守りたいものと、守らなければいけないもの。それは同じじゃない。守りたいものじゃなくて、守らなければいけないものを守る。理屈はわかる。それが正しいことであることも、自分たちの使命であることも、わかる。わかってる。
常に死と隣り合わせにいる俺たちは、きっと普通の人間よりもずっと肝が据わってるだろう。
でもまだ中学生だった俺には、その"理屈"は"理屈"でしか無く、心の声とは相反するものだったのだ。
尊いこと。未来はそう言うけど、果たして本当にそうなんだろうか。
ヂヂヂッ
沈黙していた空間に、小さな機械音が鳴る。
二人のキューブに、同時に本部からの緊急案内が届いたのだ。
「何だ?こんな早い時間に。」
キューブの情報は死人死滅協議会本部に完全に筒抜けになっている。だから、どこに居ても本部からの情報は届く。
更にキューブを介して持ち主の情報を得ることができる。名前や身長等の基本データから、怪我や病気、生きているか、死んでいるか、とかも全部。
「夜の当番のメンバー変更みたいだね。かなりの人数が亡くなったから、大幅に変わってるみたい。」
「なるほどな。んーと…。」
リストの中から赤く光る自分の名前を見つける。お?今回はひとりじゃないぞ。
「俺次から秀とペアだ。」
「ん、隆と一緒なら秋月君も安心だね。私はひとりみたい。」
チラッと未来のキューブから表示されているデータを見ると、確かに未来単独になっている。
「ひとりか…気をつけてな。」
「うん、ありがとう。」
単独で戦うのは、思っているよりも厳しいものだ。どんな強敵も、どんなに不利でも、自分一人。孤独との戦い。

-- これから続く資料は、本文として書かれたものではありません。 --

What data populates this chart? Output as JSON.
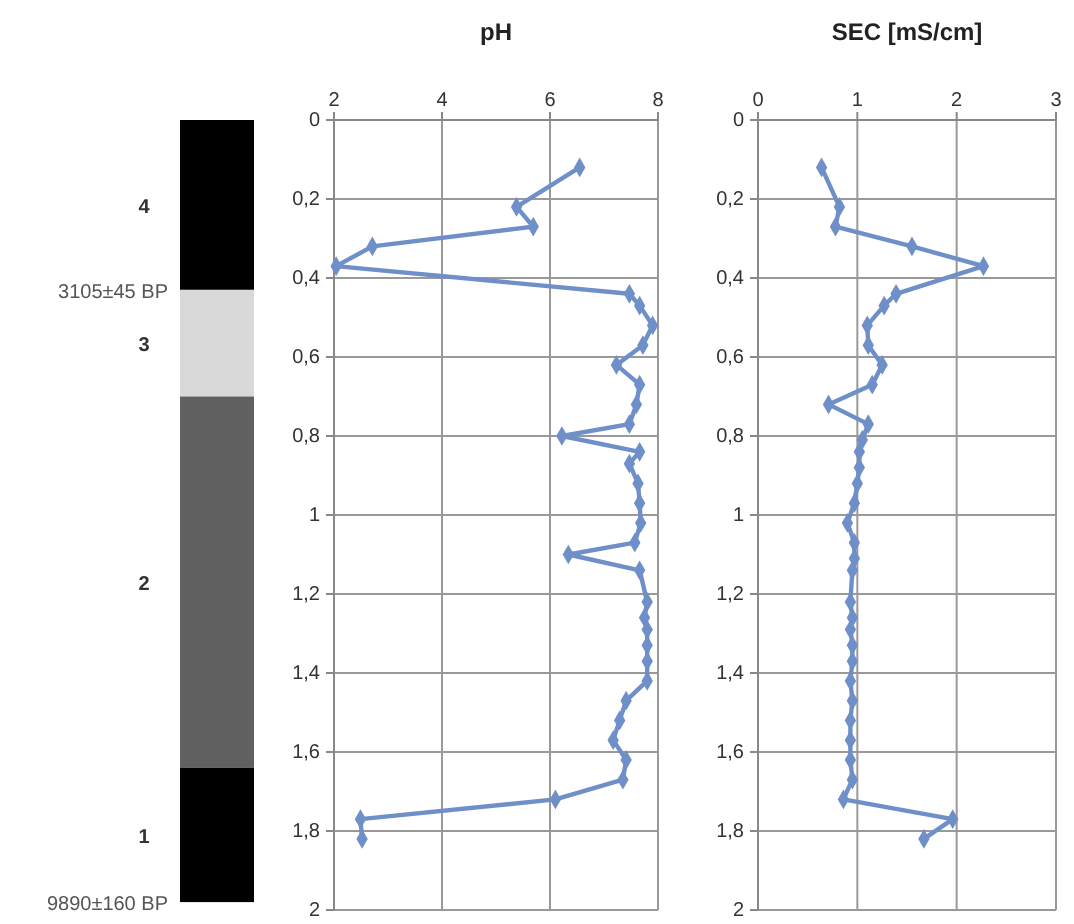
{
  "chart_data": [
    {
      "type": "bar",
      "stacked": true,
      "categories": [
        null
      ],
      "ylim": [
        2,
        0
      ],
      "tick_labels": false,
      "series": [
        {
          "name": "4",
          "color": "#000000",
          "values": [
            0.43
          ]
        },
        {
          "name": "3",
          "color": "#d9d9d9",
          "values": [
            0.27
          ]
        },
        {
          "name": "2",
          "color": "#606060",
          "values": [
            0.94
          ]
        },
        {
          "name": "1",
          "color": "#000000",
          "values": [
            0.34
          ]
        }
      ],
      "annotations": [
        "3105±45 BP",
        "9890±160 BP"
      ]
    },
    {
      "type": "line",
      "title": "pH",
      "marker": "diamond",
      "grid": true,
      "xlim": [
        2,
        8
      ],
      "xticks": [
        2,
        4,
        6,
        8
      ],
      "ylim": [
        2,
        0
      ],
      "yticks": [
        0,
        {
          "value": 0.2,
          "label": "0,2"
        },
        {
          "value": 0.4,
          "label": "0,4"
        },
        {
          "value": 0.6,
          "label": "0,6"
        },
        {
          "value": 0.8,
          "label": "0,8"
        },
        1,
        {
          "value": 1.2,
          "label": "1,2"
        },
        {
          "value": 1.4,
          "label": "1,4"
        },
        {
          "value": 1.6,
          "label": "1,6"
        },
        {
          "value": 1.8,
          "label": "1,8"
        },
        2
      ],
      "series": [
        {
          "color": "#6f8fc9",
          "x": [
            6.55,
            5.38,
            5.69,
            2.71,
            2.04,
            7.47,
            7.66,
            7.9,
            7.72,
            7.23,
            7.66,
            7.6,
            7.47,
            6.22,
            7.66,
            7.47,
            7.63,
            7.66,
            7.68,
            7.57,
            6.34,
            7.66,
            7.8,
            7.75,
            7.8,
            7.8,
            7.8,
            7.8,
            7.41,
            7.29,
            7.17,
            7.41,
            7.35,
            6.1,
            2.49,
            2.52
          ],
          "values": [
            0.12,
            0.22,
            0.27,
            0.32,
            0.37,
            0.44,
            0.47,
            0.52,
            0.57,
            0.62,
            0.67,
            0.72,
            0.77,
            0.8,
            0.84,
            0.87,
            0.92,
            0.97,
            1.02,
            1.07,
            1.1,
            1.14,
            1.22,
            1.26,
            1.29,
            1.33,
            1.37,
            1.42,
            1.47,
            1.52,
            1.57,
            1.62,
            1.67,
            1.72,
            1.77,
            1.82
          ]
        }
      ]
    },
    {
      "type": "line",
      "title": "SEC [mS/cm]",
      "marker": "diamond",
      "grid": true,
      "xlim": [
        0,
        3
      ],
      "xticks": [
        0,
        1,
        2,
        3
      ],
      "ylim": [
        2,
        0
      ],
      "yticks": [
        0,
        {
          "value": 0.2,
          "label": "0,2"
        },
        {
          "value": 0.4,
          "label": "0,4"
        },
        {
          "value": 0.6,
          "label": "0,6"
        },
        {
          "value": 0.8,
          "label": "0,8"
        },
        1,
        {
          "value": 1.2,
          "label": "1,2"
        },
        {
          "value": 1.4,
          "label": "1,4"
        },
        {
          "value": 1.6,
          "label": "1,6"
        },
        {
          "value": 1.8,
          "label": "1,8"
        },
        2
      ],
      "series": [
        {
          "color": "#6f8fc9",
          "x": [
            0.64,
            0.82,
            0.78,
            1.55,
            2.27,
            1.39,
            1.27,
            1.1,
            1.11,
            1.25,
            1.15,
            0.71,
            1.11,
            1.05,
            1.02,
            1.02,
            1.0,
            0.97,
            0.9,
            0.97,
            0.97,
            0.95,
            0.93,
            0.95,
            0.93,
            0.95,
            0.95,
            0.93,
            0.95,
            0.93,
            0.93,
            0.93,
            0.95,
            0.86,
            1.96,
            1.67
          ],
          "values": [
            0.12,
            0.22,
            0.27,
            0.32,
            0.37,
            0.44,
            0.47,
            0.52,
            0.57,
            0.62,
            0.67,
            0.72,
            0.77,
            0.81,
            0.84,
            0.88,
            0.92,
            0.97,
            1.02,
            1.07,
            1.11,
            1.14,
            1.22,
            1.26,
            1.29,
            1.33,
            1.37,
            1.42,
            1.47,
            1.52,
            1.57,
            1.62,
            1.67,
            1.72,
            1.77,
            1.82
          ]
        }
      ]
    }
  ]
}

今まで一人でやっていた俺も、未来が一緒に来てくれるようになって、どれだけ救われたか。
だから、今一人じゃなくなったことに、単独になったのが未来だったことに、未来を守ると言ったにも関わらず俺は酷く安堵していた。
「最低だ…。」
俺は隣にいる彼女に聞こえぬよう小声で自分を戒めていた。